Join Date: April 3, 2005
Speaking of curriculum, the one thing that all branches of shooting have in common is the beginning. The one thing they all need is the ability to go to a range and train safely.
That range may be out back, that range may be downtown. Different kinds of ranges (pistol, rifle, skeet, trap, shoot-house, bottles, Hogan's Ally style ranges, the fantail of a destroyer, military fixed ranges, civilian fixed ranges, indoor ranges, low light houses) have different rules.
England drives on the left. The United States drives on the right. It really doesn't matter which side of the road you drive on, as long as everyone else at that location is obeying the same set of rules.
So the first thing I teach (and the first thing most instructors I know teach) is range safety, and how to go to a range and practice whatever it is you want to practice safely. If you can do that, you can set any shooting goal you wish, and start working towards it.
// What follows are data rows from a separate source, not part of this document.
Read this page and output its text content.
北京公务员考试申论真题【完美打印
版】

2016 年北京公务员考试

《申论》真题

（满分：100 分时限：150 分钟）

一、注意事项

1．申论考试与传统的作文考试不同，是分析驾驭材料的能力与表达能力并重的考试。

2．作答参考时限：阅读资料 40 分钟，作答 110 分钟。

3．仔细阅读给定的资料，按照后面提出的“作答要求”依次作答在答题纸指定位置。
There are few common denominators between the disciplines, but there are some. The need to train safely is one. The fact that the round will go where the muzzle is pointed when the weapon is fired is another.
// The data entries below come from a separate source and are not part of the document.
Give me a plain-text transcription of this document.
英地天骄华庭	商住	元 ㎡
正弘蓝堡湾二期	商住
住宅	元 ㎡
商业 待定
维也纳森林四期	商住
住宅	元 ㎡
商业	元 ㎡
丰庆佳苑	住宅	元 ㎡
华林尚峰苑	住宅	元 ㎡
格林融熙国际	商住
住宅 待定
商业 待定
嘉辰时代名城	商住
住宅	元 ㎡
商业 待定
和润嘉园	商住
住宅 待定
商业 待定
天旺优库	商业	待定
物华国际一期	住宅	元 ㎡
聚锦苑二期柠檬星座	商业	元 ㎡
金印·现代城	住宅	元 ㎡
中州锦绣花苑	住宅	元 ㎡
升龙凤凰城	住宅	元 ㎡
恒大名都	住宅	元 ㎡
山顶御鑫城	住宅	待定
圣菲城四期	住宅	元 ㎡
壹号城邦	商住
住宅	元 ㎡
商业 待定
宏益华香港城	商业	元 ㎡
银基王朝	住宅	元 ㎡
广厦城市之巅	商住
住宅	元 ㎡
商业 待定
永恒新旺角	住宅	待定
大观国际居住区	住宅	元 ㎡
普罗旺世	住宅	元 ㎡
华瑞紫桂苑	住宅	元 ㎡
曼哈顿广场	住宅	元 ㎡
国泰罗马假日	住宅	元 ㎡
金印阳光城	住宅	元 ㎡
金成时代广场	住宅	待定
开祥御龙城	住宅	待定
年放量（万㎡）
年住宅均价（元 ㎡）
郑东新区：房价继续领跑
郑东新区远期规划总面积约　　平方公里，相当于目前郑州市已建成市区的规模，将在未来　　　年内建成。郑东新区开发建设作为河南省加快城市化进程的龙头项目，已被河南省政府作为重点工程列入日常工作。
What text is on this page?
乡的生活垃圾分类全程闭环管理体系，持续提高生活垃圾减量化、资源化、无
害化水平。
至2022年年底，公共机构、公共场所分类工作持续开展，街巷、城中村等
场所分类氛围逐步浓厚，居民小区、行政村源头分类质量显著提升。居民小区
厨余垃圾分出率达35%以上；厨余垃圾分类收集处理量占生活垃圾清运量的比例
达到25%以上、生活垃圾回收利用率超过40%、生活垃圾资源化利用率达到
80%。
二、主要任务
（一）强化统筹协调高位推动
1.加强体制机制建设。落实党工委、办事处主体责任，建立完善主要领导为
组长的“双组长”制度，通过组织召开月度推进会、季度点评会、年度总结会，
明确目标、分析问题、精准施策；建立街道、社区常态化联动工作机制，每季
In my experience, it's fairly easy to put the cart before the horse, or at least throw the cart and the horse at the student at the same time, and, again in my experience, it's usually a mistake.
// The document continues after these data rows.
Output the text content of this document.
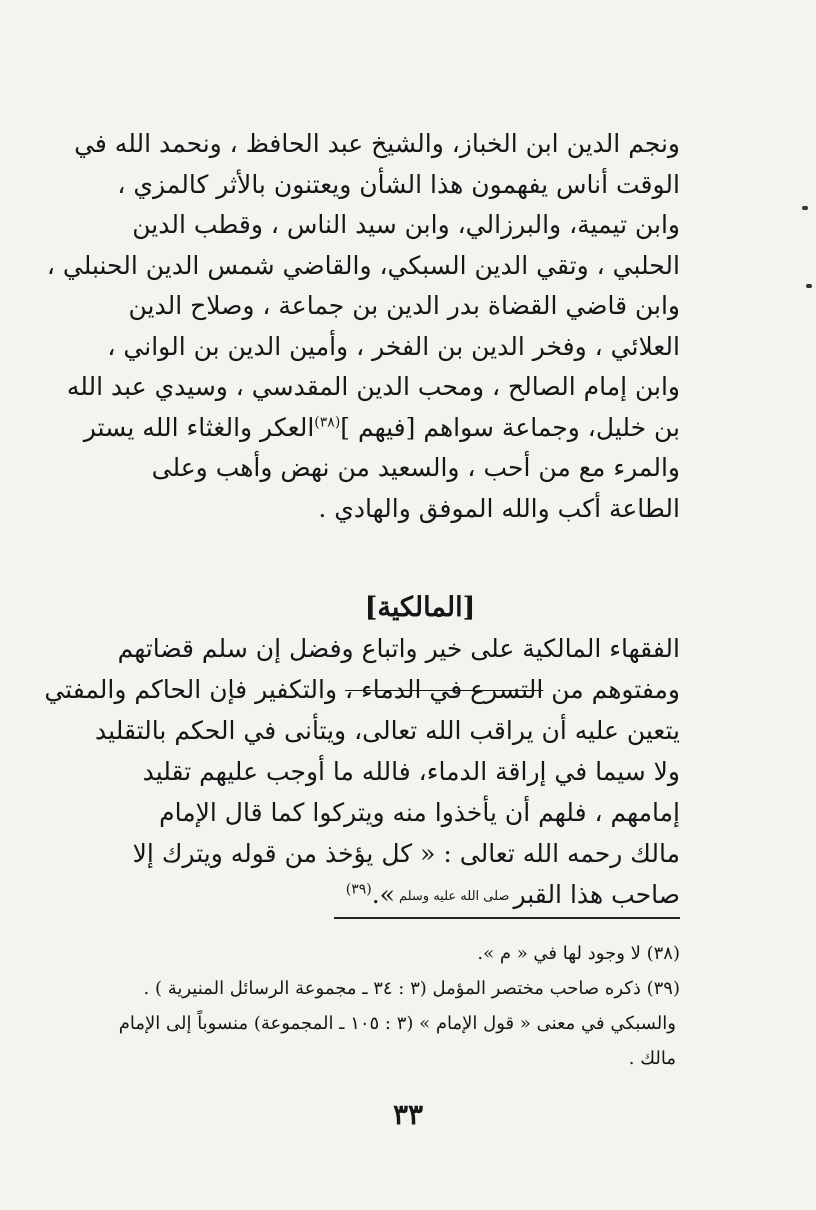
ونجم الدين ابن الخباز، والشيخ عبد الحافظ ، ونحمد الله في
الوقت أناس يفهمون هذا الشأن ويعتنون بالأثر كالمزي ،
وابن تيمية، والبرزالي، وابن سيد الناس ، وقطب الدين
الحلبي ، وتقي الدين السبكي، والقاضي شمس الدين الحنبلي ،
وابن قاضي القضاة بدر الدين بن جماعة ، وصلاح الدين
العلائي ، وفخر الدين بن الفخر ، وأمين الدين بن الواني ،
وابن إمام الصالح ، ومحب الدين المقدسي ، وسيدي عبد الله
بن خليل، وجماعة سواهم [فيهم ]$^{(٣٨)}$العكر والغثاء الله يستر
والمرء مع من أحب ، والسعيد من نهض وأهب وعلى
الطاعة أكب والله الموفق والهادي .
[المالكية]
الفقهاء المالكية على خير واتباع وفضل إن سلم قضاتهم
ومفتوهم من التسرع في الدماء ، والتكفير فإن الحاكم والمفتي
يتعين عليه أن يراقب الله تعالى، ويتأنى في الحكم بالتقليد
ولا سيما في إراقة الدماء، فالله ما أوجب عليهم تقليد
إمامهم ، فلهم أن يأخذوا منه ويتركوا كما قال الإمام
مالك رحمه الله تعالى : « كل يؤخذ من قوله ويترك إلا
صاحب هذا القبرصلى الله عليه وسلم».$^{(٣٩)}$
(٣٨) لا وجود لها في « م ».
(٣٩) ذكره صاحب مختصر المؤمل (٣ : ٣٤ ـ مجموعة الرسائل المنيرية ) .
والسبكي في معنى « قول الإمام » (٣ : ١٠٥ ـ المجموعة) منسوباً إلى الإمام
مالك .
٣٣
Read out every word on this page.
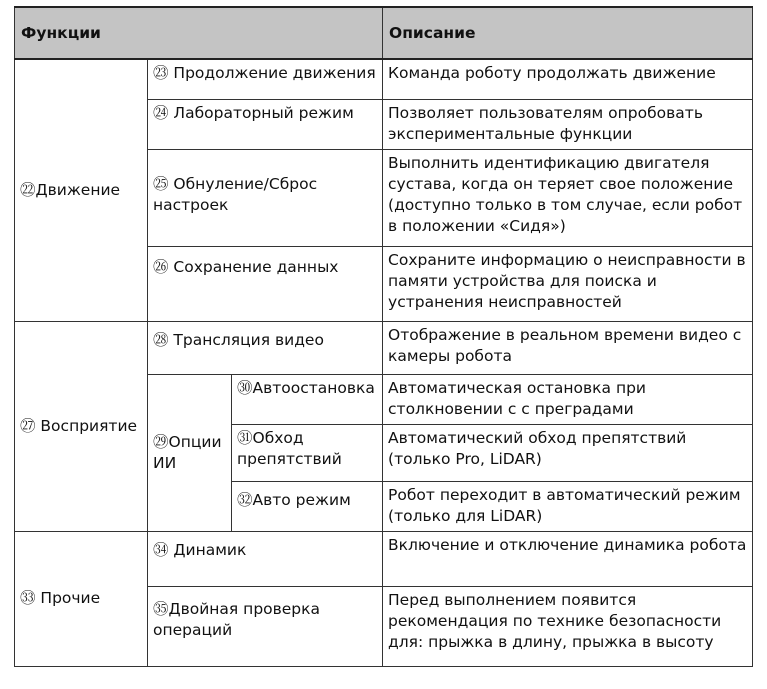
Функции			Описание
㉒Движение	㉓ Продолжение движения		Команда роботу продолжать движение
	㉔ Лабораторный режим		Позволяет пользователям опробовать экспериментальные функции
	㉕ Обнуление/Сброс настроек		Выполнить идентификацию двигателя сустава, когда он теряет свое положение (доступно только в том случае, если робот в положении «Сидя»)
	㉖ Сохранение данных		Сохраните информацию о неисправности в памяти устройства для поиска и устранения неисправностей
㉗ Восприятие	㉘ Трансляция видео		Отображение в реальном времени видео с камеры робота
	㉙Опции ИИ	㉚Автоостановка	Автоматическая остановка при столкновении с с преградами
		㉛Обход препятствий	Автоматический обход препятствий (только Pro, LiDAR)
		㉜Авто режим	Робот переходит в автоматический режим (только для LiDAR)
㉝ Прочие	㉞ Динамик		Включение и отключение динамика робота
	㉟Двойная проверка операций		Перед выполнением появится рекомендация по технике безопасности для: прыжка в длину, прыжка в высоту
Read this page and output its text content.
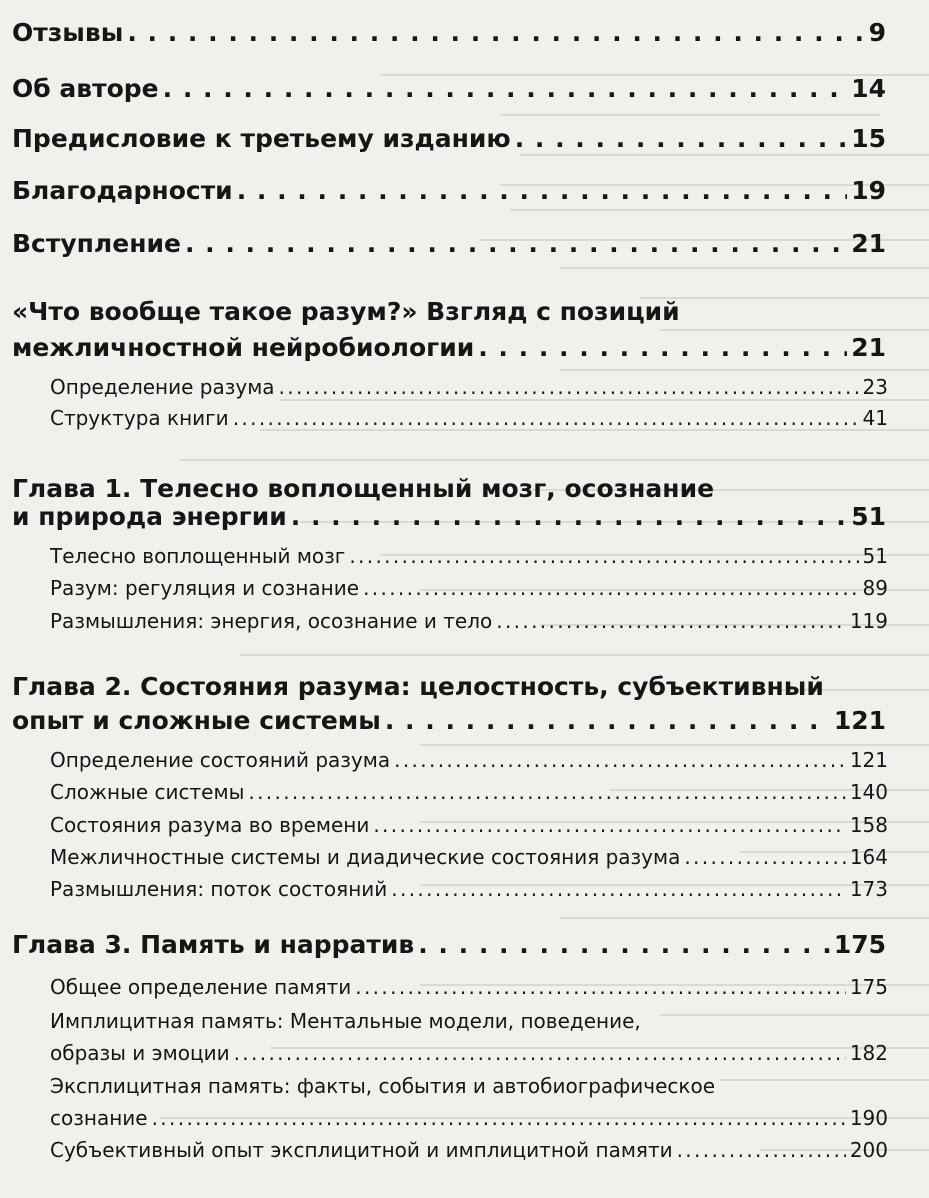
Отзывы . . .	9
Об авторе . . .	14
Предисловие к третьему изданию . . .	15
Благодарности . . .	19
Вступление . . .	21
«Что вообще такое разум?» Взгляд с позиций
межличностной нейробиологии . . .	21
Определение разума . . .	23
Структура книги . . .	41
Глава 1. Телесно воплощенный мозг, осознание
и природа энергии . . .	51
Телесно воплощенный мозг . . .	51
Разум: регуляция и сознание . . .	89
Размышления: энергия, осознание и тело . . .	119
Глава 2. Состояния разума: целостность, субъективный
опыт и сложные системы . . .	121
Определение состояний разума . . .	121
Сложные системы . . .	140
Состояния разума во времени . . .	158
Межличностные системы и диадические состояния разума . . .	164
Размышления: поток состояний . . .	173
Глава 3. Память и нарратив . . .	175
Общее определение памяти . . .	175
Имплицитная память: Ментальные модели, поведение,
образы и эмоции . . .	182
Эксплицитная память: факты, события и автобиографическое
сознание . . .	190
Субъективный опыт эксплицитной и имплицитной памяти . . .	200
One of the things I've seen many, many students do is try to hold everything in their brain at once. It's hard to safely pick up a weapon for the first time when you're trying to keep the differences between internal, external and terminal ballistics in the front of your mind at the same time, and how the twist of a barrel affects the accuracy of the round.
(When I was still working as an assistant, I actually took a weapon from a student on the firing line when he looked down the barrel. When I asked him what the hell he was doing, he told me he was trying to figure out what the twist of the barrel was. He had too much information for what he was doing, and not enough information about what he thought he needed to do.)
So as the curriculum(s) I teach progressed, they became shorter, and there became more of them. I like to teach short, bite size classes rather than the two day marathons that the NRA prefers, and that some ranges prefer. I like to teach one thing at a time, and if I had my way, when it came time, I'd teach a student to draw and holster, and then the student would go do that until he or she was good at it, and then come back, and we'd add something else.
In my experience, one of the worst things an instructor can do is throw everything from the NRA Three and The Cooper Four at a student, along with multiple calibers and styles, revolvers and semis, and multiple techniques at a student in one four hour lecture, and then take them out on the firing line, put revolvers in one bay, Glocks in another, 1911s in a third, and H&Ks in a fourth.
Add a few things like flashlights, reloads and jam drills, and even if you leave the lights on, someone's going to get shot.
Twenty years ago, I taught my wife how to shoot, and started her off with my 1911. That was a mistake. My ways have changed, in no small part as a result of watching what works and what doesn't.